Present — Marsh, P.J., Cardamone, Simons, Goldman and Witmer, JJ.
Judgment unanimously reversed, on the law, and indictment dismissed. Memorandum: The record fully establishes a sound basis for the District Attorney's acknowledgment, with commendable candor, that there were prejudicial errors committed in the course of the trial requiring reversal of the judgment of conviction. One of the two police officers who apprehended defendant and an alleged accomplice in a car which they observed pulling away from the immediate area of Linwood and Bryant in the City of Buffalo testified that he and his partner had "received a call of two men trying to break into the house through a side window of the house at Bryant and Linwood." They thereupon chased and stopped the car driven by defendant. While the court after objection ruled that it would not receive the testimony as proof of the truth of the statement asserted but merely to establish that the call was received, the statement was clearly hearsay and its prejudicial effect was reinforced by the opening of the Assistant District Attorney wherein he sought to impute guilt to defendant by virtue of the radio call. Both the prosecutor and the court referred to the defendant's failure to take the stand in such a manner as to invite the jury to draw inferences of guilt in violation of defendant's Fifth Amendment privilege against self incrimination. In his summation, in attempting to support the credibility of a key prosecution witness who it was established had a long criminal record, the prosecutor asserted that the witness "went before the Grand Jury, as you are aware, and he told them what happened and they believed him." Such an attempt to have the trial jury accept as true the witness' trial testimony by reason of the Grand Jury's finding of an indictment was entirely improper and prejudicial to a fair and proper weighing of the testimony on the trial.
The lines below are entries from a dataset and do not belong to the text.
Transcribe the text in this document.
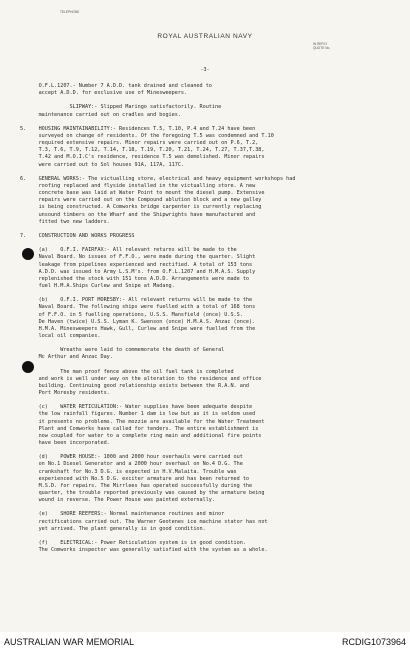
TELEPHONE
ROYAL AUSTRALIAN NAVY
IN REPLY
QUOTE No.
-3-
O.F.L.1207.- Number 7 A.D.D. tank drained and cleaned to
accept A.D.D. for exclusive use of Minesweepers.
SLIPWAY:- Slipped Maringo satisfactorily. Routine
maintenance carried out on cradles and bogies.
5.    HOUSING MAINTAINABILITY:- Residences T.5, T.10, P.4 and T.24 have been
surveyed on change of residents. Of the foregoing T.5 was condemned and T.10
required extensive repairs. Minor repairs were carried out on P.6, T.2,
T.3, T.6, T.9, T.12, T.14, T.18, T.19, T.20, T.21, T.24, T.27, T.37,T.38,
T.42 and M.O.I.C's residence, residence T.5 was demolished. Minor repairs
were carried out to Sol houses 91A, 117A, 117C.
6.    GENERAL WORKS:- The victualling store, electrical and heavy equipment workshops had
roofing replaced and flyside installed in the victualling store. A new
concrete base was laid at Water Point to mount the diesel pump. Extensive
repairs were carried out on the Compound ablution block and a new galley
is being constructed. A Comworks bridge carpenter is currently replacing
unsound timbers on the Wharf and the Shipwrights have manufactured and
fitted two new ladders.
7.    CONSTRUCTION AND WORKS PROGRESS
(a)    O.F.I. FAIRFAX:- All relevant returns will be made to the
Naval Board. No issues of F.F.O., were made during the quarter. Slight
leakage from pipelines experienced and rectified. A total of 153 tons
A.D.D. was issued to Army L.S.M's. from O.F.L.1207 and H.M.A.S. Supply
replenished the stock with 151 tons A.D.D. Arrangements were made to
fuel H.M.A.Ships Curlew and Snipe at Madang.
(b)    O.F.I. PORT MORESBY:- All relevant returns will be made to the
Naval Board. The following ships were fuelled with a total of 168 tons
of F.F.O. in 5 fuelling operations, U.S.S. Mansfield (once) U.S.S.
De Haven (twice) U.S.S. Lyman K. Swenson (once) H.M.A.S. Anzac (once).
H.M.A. Minesweepers Hawk, Gull, Curlew and Snipe were fuelled from the
local oil companies.
Wreaths were laid to commemorate the death of General
Mc Arthur and Anzac Day.
The man proof fence above the oil fuel tank is completed
and work is well under way on the alteration to the residence and office
building. Continuing good relationship exists between the R.A.N. and
Port Moresby residents.
(c)    WATER RETICULATION:- Water supplies have been adequate despite
the low rainfall figures. Number 1 dam is low but as it is seldom used
it presents no problems. The mozzie are available for the Water Treatment
Plant and Comworks have called for tenders. The entire establishment is
now coupled for water to a complete ring main and additional fire points
have been incorporated.
(d)    POWER HOUSE:- 1000 and 2000 hour overhauls were carried out
on No.1 Diesel Generator and a 2000 hour overhaul on No.4 D.G. The
crankshaft for No.3 D.G. is expected in H.V.Malaita. Trouble was
experienced with No.5 D.G. exciter armature and has been returned to
M.S.D. for repairs. The Mirrlees has operated successfully during the
quarter, the trouble reported previously was caused by the armature being
wound in reverse. The Power House was painted externally.
(e)    SHORE REEFERS:- Normal maintenance routines and minor
rectifications carried out. The Warner Geotenes ice machine stator has not
yet arrived. The plant generally is in good condition.
(f)    ELECTRICAL:- Power Reticulation system is in good condition.
The Comworks inspector was generally satisfied with the system as a whole.
AUSTRALIAN WAR MEMORIAL	RCDIG1073964
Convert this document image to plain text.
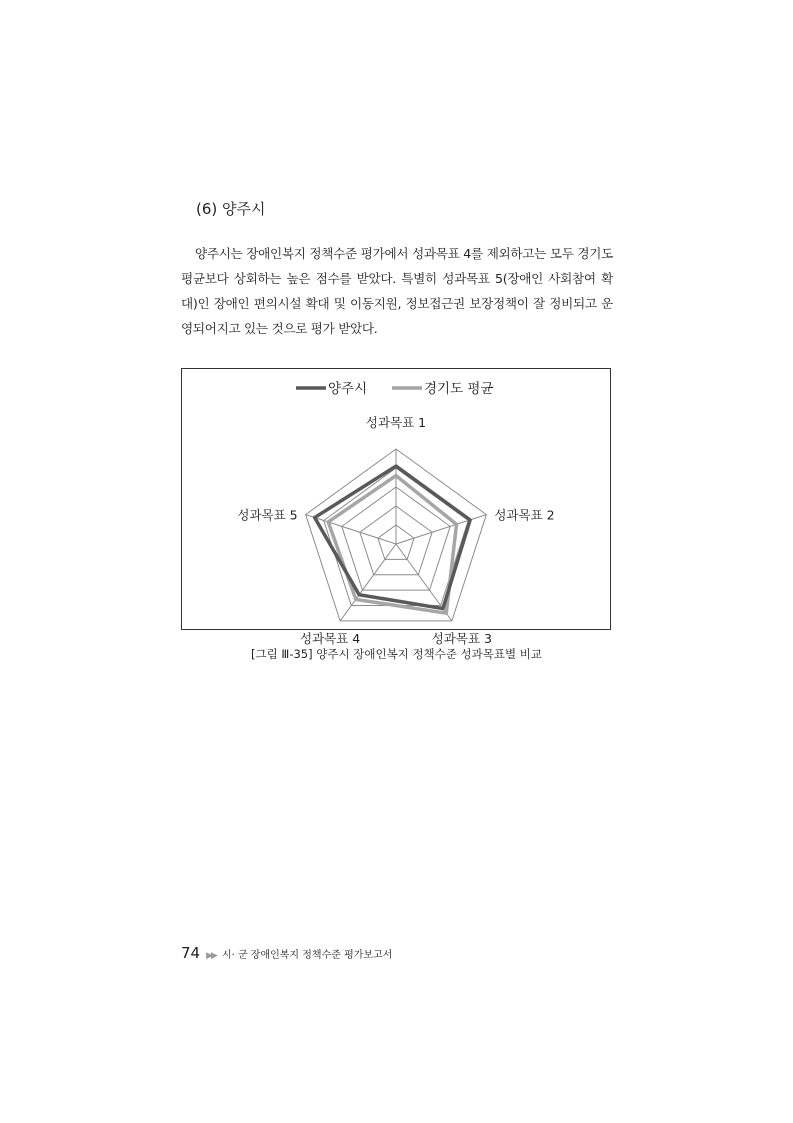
(6) 양주시

양주시는 장애인복지 정책수준 평가에서 성과목표 4를 제외하고는 모두 경기도 평균보다 상회하는 높은 점수를 받았다. 특별히 성과목표 5(장애인 사회참여 확대)인 장애인 편의시설 확대 및 이동지원, 정보접근권 보장정책이 잘 정비되고 운영되어지고 있는 것으로 평가 받았다.

성과목표 1
성과목표 2
성과목표 3
성과목표 4
성과목표 5
양주시	경기도 평균

[그림 Ⅲ-35] 양주시 장애인복지 정책수준 성과목표별 비교

74 ▶▶ 시· 군 장애인복지 정책수준 평가보고서
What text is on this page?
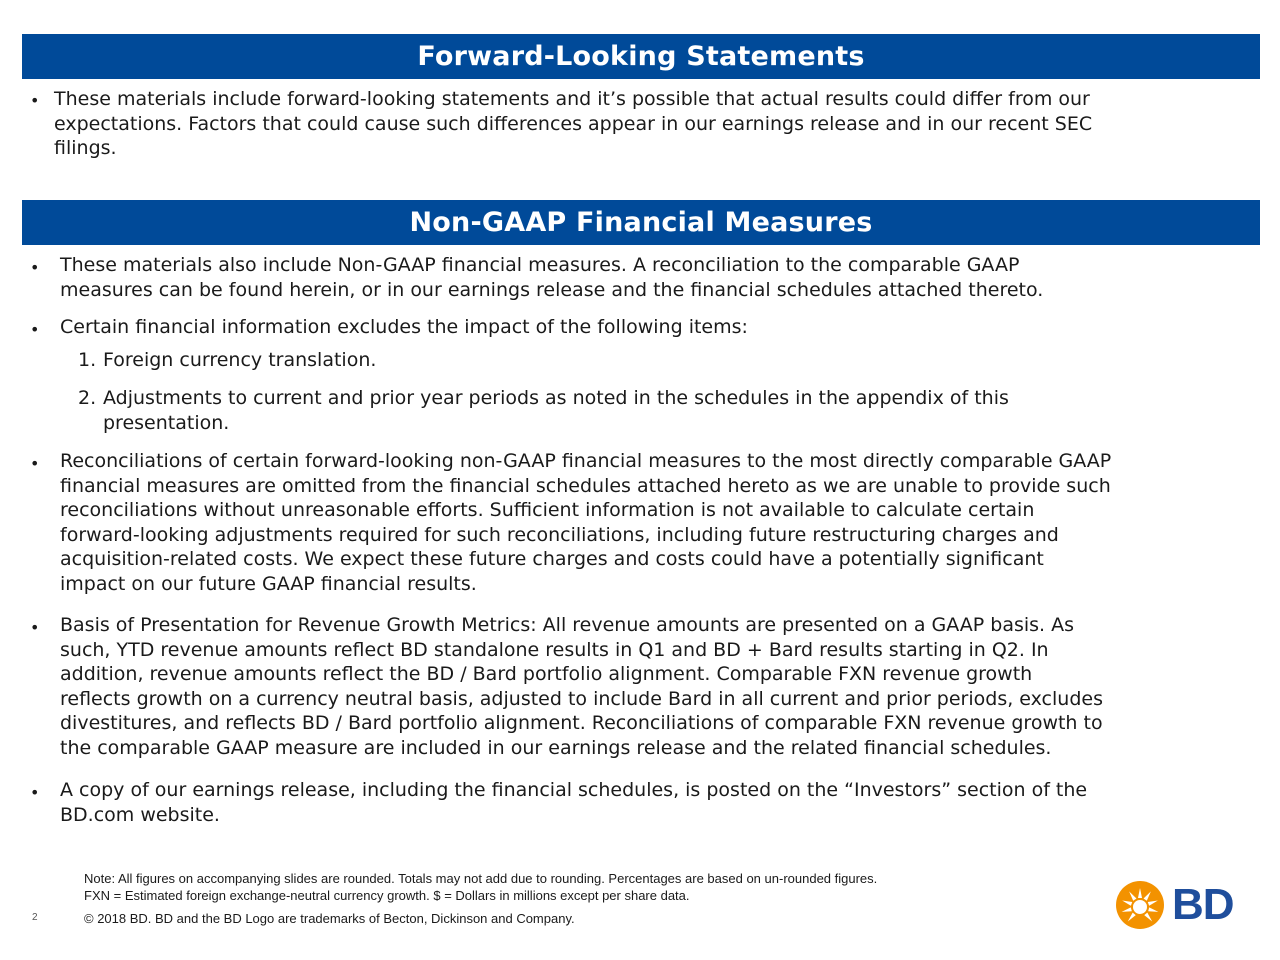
Forward-Looking Statements
• These materials include forward-looking statements and it’s possible that actual results could differ from our
expectations. Factors that could cause such differences appear in our earnings release and in our recent SEC
filings.
Non-GAAP Financial Measures
• These materials also include Non-GAAP financial measures. A reconciliation to the comparable GAAP
measures can be found herein, or in our earnings release and the financial schedules attached thereto.
• Certain financial information excludes the impact of the following items:
1. Foreign currency translation.
2. Adjustments to current and prior year periods as noted in the schedules in the appendix of this
presentation.
• Reconciliations of certain forward-looking non-GAAP financial measures to the most directly comparable GAAP
financial measures are omitted from the financial schedules attached hereto as we are unable to provide such
reconciliations without unreasonable efforts. Sufficient information is not available to calculate certain
forward-looking adjustments required for such reconciliations, including future restructuring charges and
acquisition-related costs. We expect these future charges and costs could have a potentially significant
impact on our future GAAP financial results.
• Basis of Presentation for Revenue Growth Metrics: All revenue amounts are presented on a GAAP basis. As
such, YTD revenue amounts reflect BD standalone results in Q1 and BD + Bard results starting in Q2. In
addition, revenue amounts reflect the BD / Bard portfolio alignment. Comparable FXN revenue growth
reflects growth on a currency neutral basis, adjusted to include Bard in all current and prior periods, excludes
divestitures, and reflects BD / Bard portfolio alignment. Reconciliations of comparable FXN revenue growth to
the comparable GAAP measure are included in our earnings release and the related financial schedules.
• A copy of our earnings release, including the financial schedules, is posted on the “Investors” section of the
BD.com website.
Note: All figures on accompanying slides are rounded. Totals may not add due to rounding. Percentages are based on un-rounded figures.
FXN = Estimated foreign exchange-neutral currency growth. $ = Dollars in millions except per share data.
© 2018 BD. BD and the BD Logo are trademarks of Becton, Dickinson and Company.
2	BD
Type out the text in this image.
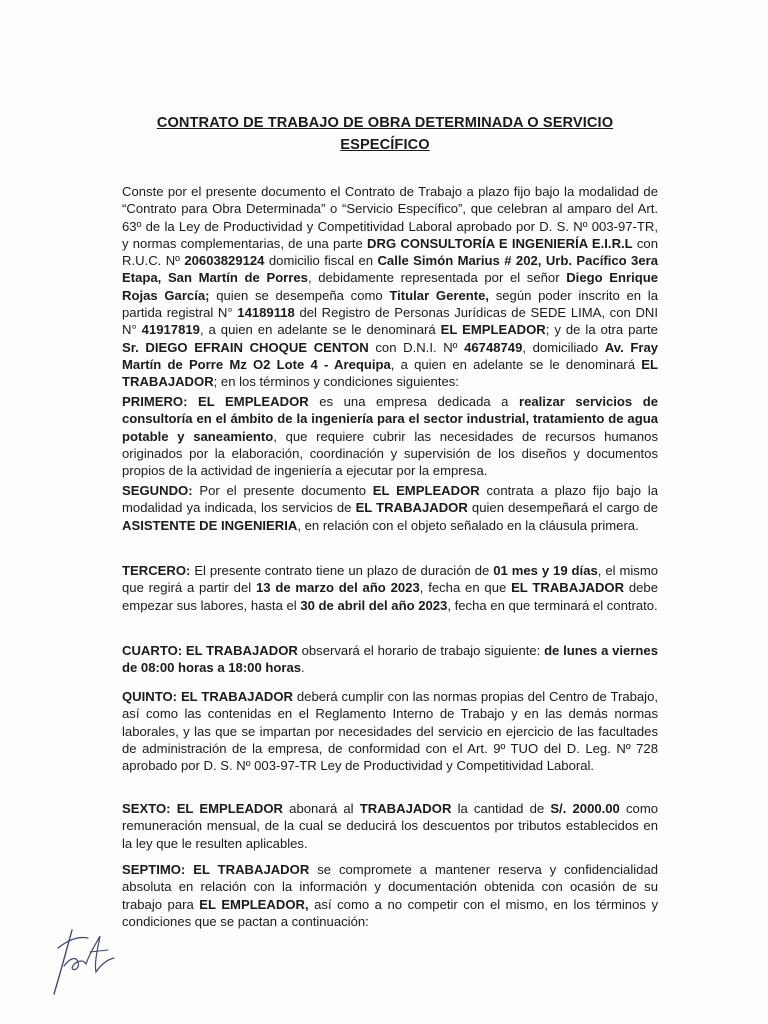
CONTRATO DE TRABAJO DE OBRA DETERMINADA O SERVICIO
ESPECÍFICO

Conste por el presente documento el Contrato de Trabajo a plazo fijo bajo la modalidad de “Contrato para Obra Determinada” o “Servicio Específico”, que celebran al amparo del Art. 63º de la Ley de Productividad y Competitividad Laboral aprobado por D. S. Nº 003-97-TR, y normas complementarias, de una parte DRG CONSULTORÍA E INGENIERÍA E.I.R.L con R.U.C. Nº 20603829124 domicilio fiscal en Calle Simón Marius # 202, Urb. Pacífico 3era Etapa, San Martín de Porres, debidamente representada por el señor Diego Enrique Rojas García; quien se desempeña como Titular Gerente, según poder inscrito en la partida registral N° 14189118 del Registro de Personas Jurídicas de SEDE LIMA, con DNI N° 41917819, a quien en adelante se le denominará EL EMPLEADOR; y de la otra parte Sr. DIEGO EFRAIN CHOQUE CENTON con D.N.I. Nº 46748749, domiciliado Av. Fray Martín de Porre Mz O2 Lote 4 - Arequipa, a quien en adelante se le denominará EL TRABAJADOR; en los términos y condiciones siguientes:

PRIMERO: EL EMPLEADOR es una empresa dedicada a realizar servicios de consultoría en el ámbito de la ingeniería para el sector industrial, tratamiento de agua potable y saneamiento, que requiere cubrir las necesidades de recursos humanos originados por la elaboración, coordinación y supervisión de los diseños y documentos propios de la actividad de ingeniería a ejecutar por la empresa.

SEGUNDO: Por el presente documento EL EMPLEADOR contrata a plazo fijo bajo la modalidad ya indicada, los servicios de EL TRABAJADOR quien desempeñará el cargo de ASISTENTE DE INGENIERIA, en relación con el objeto señalado en la cláusula primera.

TERCERO: El presente contrato tiene un plazo de duración de 01 mes y 19 días, el mismo que regirá a partir del 13 de marzo del año 2023, fecha en que EL TRABAJADOR debe empezar sus labores, hasta el 30 de abril del año 2023, fecha en que terminará el contrato.

CUARTO: EL TRABAJADOR observará el horario de trabajo siguiente: de lunes a viernes de 08:00 horas a 18:00 horas.

QUINTO: EL TRABAJADOR deberá cumplir con las normas propias del Centro de Trabajo, así como las contenidas en el Reglamento Interno de Trabajo y en las demás normas laborales, y las que se impartan por necesidades del servicio en ejercicio de las facultades de administración de la empresa, de conformidad con el Art. 9º TUO del D. Leg. Nº 728 aprobado por D. S. Nº 003-97-TR Ley de Productividad y Competitividad Laboral.

SEXTO: EL EMPLEADOR abonará al TRABAJADOR la cantidad de S/. 2000.00 como remuneración mensual, de la cual se deducirá los descuentos por tributos establecidos en la ley que le resulten aplicables.

SEPTIMO: EL TRABAJADOR se compromete a mantener reserva y confidencialidad absoluta en relación con la información y documentación obtenida con ocasión de su trabajo para EL EMPLEADOR, así como a no competir con el mismo, en los términos y condiciones que se pactan a continuación:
From the trial record it would appear that the conduct of the prosecutor was such as to deny defendant a fair trial, particularly in the absence of stronger curative instructions by the court. Further, defendant's conviction of possession of a firearm was not supported by proof that the gun produced by the People was operable and not mechanically defective. In the absence of such proof the People failed to establish an essential element of the crime of which defendant was convicted. (See People v Fwilo, 47 A.D.2d 727).